For UK firms navigating DUAA, Consumer Duty, SS1/21 and SS1/23, the design intent addresses three operational needs. First, multi-table fidelity at retail bank scale: CAUSA is designed to model the causal dependencies across customer, product, transaction, complaints, vulnerability indicator and outcome tables, preserving referential integrity across 100 or more linked entities. This is the basis for fair value testing on counterfactual portfolios without exposing real customer data. Second, controlled proxies for protected characteristics: synthetic proxies for age, disability indicators, financial vulnerability markers and other characteristics relevant to fair outcomes testing, generated such that the bias testing question can be answered without processing real special category data. Third, an audit trail aligned to UK frameworks: each generated dataset produces lineage documentation suitable for evidencing model risk management under PRA SS1/23 and Consumer Duty fair value assessment.

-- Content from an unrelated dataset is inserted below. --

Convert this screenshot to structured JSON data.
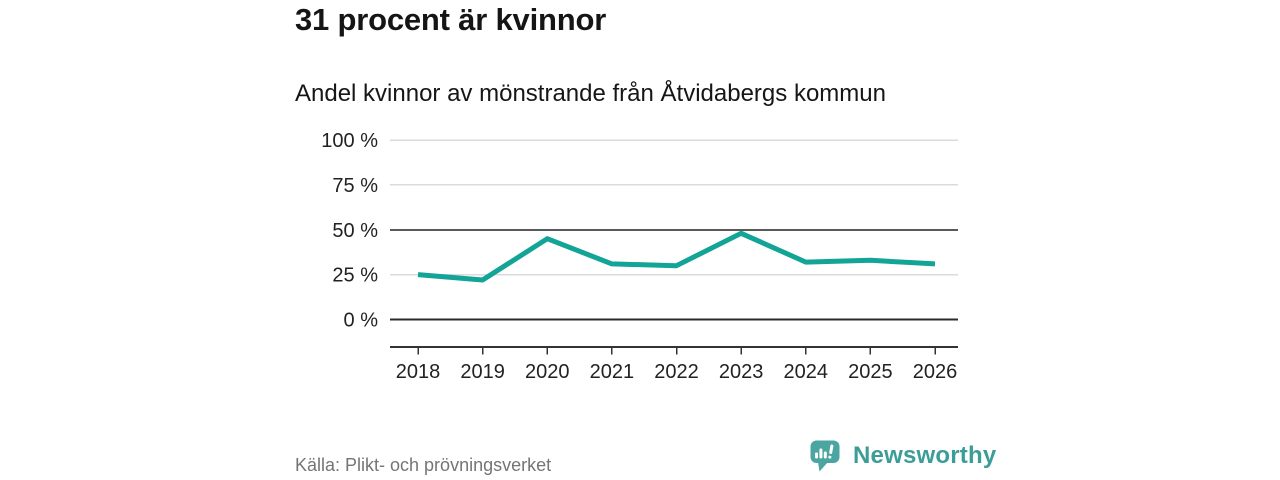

Deployment is self-hosted within the bank's secure perimeter. Production data never leaves the security boundary. Specific architecture details are available under NDA during formal evaluation.
§ 10 / Related
Regulatory context
For the EU counterpart on model documentation requirements see AI Act Article 11 Technical File for banking credit scoring. For PRA SS1/23 model risk management see PRA SS1/23 Model Risk Management: validating multi-table banking models without PII exposure. For PRA SS1/21 operational resilience and safe live testing see PRA SS1/21 Operational Resilience: synthetic data for continuous compliance.
Conclusion
The UK regulatory baseline in 2026 is distinct from the EU and demands UK-specific compliance design. DUAA Part 5 commenced on 5 February 2026, introducing Recognised Legitimate Interests for crime prevention processing and codifying Article 8A compatible further processing. FCA Consumer Duty requires demonstrable fair outcomes evidenced quantitatively in annual board reports. PRA SS1/21 and SS1/23 add operational resilience and model risk management evidentiary obligations on top. UK GDPR Article 32 continues to govern security of processing in all environments, and the PECR alignment with UK GDPR penalty levels at £17.5 million or 4% of global turnover increases the financial exposure. UK firms relying on production data in UAT or on masked snapshots for model validation face increasing pressure from both the security side and the regulatory expectation side. Synthetic data is the architectural answer, and only causal synthesis preserves the multi-table dependencies and protected characteristic proxies required for Consumer Duty fair value assessment. Infundum is designing CAUSA AI Data Engine for precisely this gap.
Author's note. Thirteen years engineering data infrastructure across European financial services — across four jurisdictions, across the regulatory stack: BCBS 239 lineage, KNF risk reporting, Solvency II data quality, model risk validation. First version of CAUSA completed end of 2024 after 18 months of solo R&D. — A. Kordos, Founder, Infundum.